In the meantime, most disarmament diplomats in Geneva are in New York attending the annual UN General Assembly's First Committee, at which there will be both CCM and CCW resolutions. These are not in competition, and are basically procedural, so the expectation seems to be that both may attract consensus, or at least near consensus. (The good folks at WILPF are providing ongoing commentary of the First Committee, including on the CCM resolution, here.)

New York, of course, is also a good opportunity for the Chair of the CCW's Group of Governmental Experts, Ambassador Bent Wigotski of Denmark, to consult with delegations about how to proceed, following the events of the last round of talks in September.

There are two big, related questions: firstly, over whether Ambassador Wigotski will put forward a proposal for a draft protocol to CCW states, and whether they will be in a position to accept such a proposal by consensus. The CCW's September session saw some discord, and concern among many states that talks were headed toward a low common denominator outcome - one which might undermine or conflict with the obligations of the CCM already agreed. On the last day of those talks, the Chair allowed square-brackets to be inserted into key articles of his paper, which to some seemed to move the meeting's dynamic further away from (rather than nearer to) agreement.

The CCW Chair subsequently said he would develop a new text of his own to circulate to states by now, but one has yet to emerge publicly (at least to my knowledge). A proposal might well emerge shortly, or the CCW might decide to continue work next year, which at the very least would allow Denmark to conclude its 2008 period at the helm having taken the CCW cluster munition talks forward.

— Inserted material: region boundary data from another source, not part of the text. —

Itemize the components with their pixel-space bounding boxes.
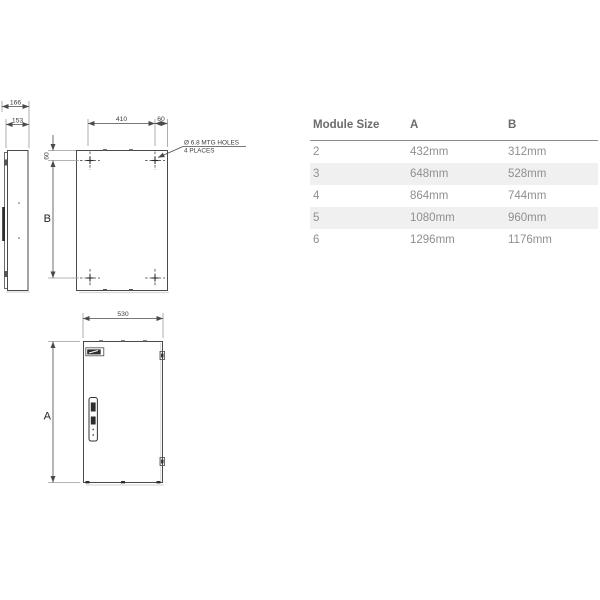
door-handle (89, 398, 97, 442)
handle-lock-mid (91, 417, 96, 425)
side-hinge-bottom (4, 271, 8, 277)
table-cell: 6 (310, 229, 407, 251)
dim-label-height-B: B (44, 213, 51, 225)
table-cell: 864mm (407, 185, 505, 207)
table-header-module-size: Module Size (310, 111, 407, 140)
table-row: 4864mm744mm (310, 185, 598, 207)
dim-label-hole-offset-top: 60 (44, 152, 51, 160)
table-cell: 744mm (505, 185, 598, 207)
dim-label-hole-offset-right: 60 (157, 116, 165, 123)
brand-label (86, 348, 104, 356)
dim-label-width: 530 (117, 311, 129, 318)
dim-label-overall-depth: 166 (10, 100, 22, 107)
rear-view: 410 60 60 B Ø 6.8 MTG HOLES 4 PLACES (44, 116, 247, 293)
side-handle (2, 207, 5, 241)
table-cell: 1296mm (407, 229, 505, 251)
callout-line1: Ø 6.8 MTG HOLES (184, 140, 239, 147)
callout-line2: 4 PLACES (184, 148, 215, 155)
dim-label-height-A: A (44, 411, 52, 423)
front-foot-right (157, 481, 161, 483)
technical-drawing: 166 153 (0, 0, 600, 600)
front-foot-left (86, 481, 90, 483)
side-body (8, 151, 29, 291)
mounting-hole-top-left (80, 152, 100, 171)
mounting-hole-bottom-left (80, 269, 100, 287)
table-row: 51080mm960mm (310, 207, 598, 229)
side-hinge-top (4, 160, 8, 166)
table-cell: 648mm (407, 163, 505, 185)
side-stud-bottom (18, 237, 20, 239)
table-row: 2432mm312mm (310, 141, 598, 163)
module-size-table: Module Size A B 2432mm312mm3648mm528mm48… (310, 111, 598, 251)
table-cell: 3 (310, 163, 407, 185)
handle-lock-top (91, 403, 96, 412)
table-cell: 1176mm (505, 229, 598, 251)
table-header-a: A (407, 111, 505, 140)
table-header-row: Module Size A B (310, 111, 598, 141)
table-cell: 1080mm (407, 207, 505, 229)
table-body: 2432mm312mm3648mm528mm4864mm744mm51080mm… (310, 141, 598, 251)
side-stud-top (18, 202, 20, 204)
table-row: 61296mm1176mm (310, 229, 598, 251)
table-cell: 312mm (505, 141, 598, 163)
table-row: 3648mm528mm (310, 163, 598, 185)
table-cell: 960mm (505, 207, 598, 229)
table-header-b: B (505, 111, 598, 140)
table-cell: 528mm (505, 163, 598, 185)
front-view: 530 (44, 311, 165, 485)
table-cell: 4 (310, 185, 407, 207)
table-cell: 5 (310, 207, 407, 229)
side-view: 166 153 (2, 100, 30, 293)
table-cell: 432mm (407, 141, 505, 163)
mounting-hole-top-right (145, 152, 165, 171)
mounting-hole-bottom-right (145, 269, 165, 287)
mtg-holes-callout: Ø 6.8 MTG HOLES 4 PLACES (158, 140, 246, 158)
dim-label-hole-spacing: 410 (116, 116, 128, 123)
front-foot-center (121, 481, 125, 483)
dim-label-body-depth: 153 (12, 118, 24, 125)
table-cell: 2 (310, 141, 407, 163)
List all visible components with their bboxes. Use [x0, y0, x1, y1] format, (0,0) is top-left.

November's CCW meeting, then, will be interesting. For those who would like to know more about the story of the emergence of the Convention on Cluster Munitions, and the winding path of CCW work on these weapons over the last several years, you can of course read previous postings on this blog. In addition, I've just had an article published in 'Disarmament Diplomacy', which might be of interest.

John Borrie


References

John Borrie, 'How the Cluster Munition Ban Was Won: Oslo Treaty Negotiations Conclude in Dublin', Disarmament Diplomacy, Issue No. 88, Summer 2008.

John Borrie, 'The Road From Oslo: Emerging International Efforts on Cluster Munitions', Disarmament Diplomacy, Issue No. 85, Summer 2007.

Photo: 22/05/2008. Cluster Munitions Dublin Diplomatic Conference. Cluster bomb conference participants lying in O'Connell Street to make a cluster bomb shape with their bodies. Photo: Sasko Lazarov/Photocall Ireland.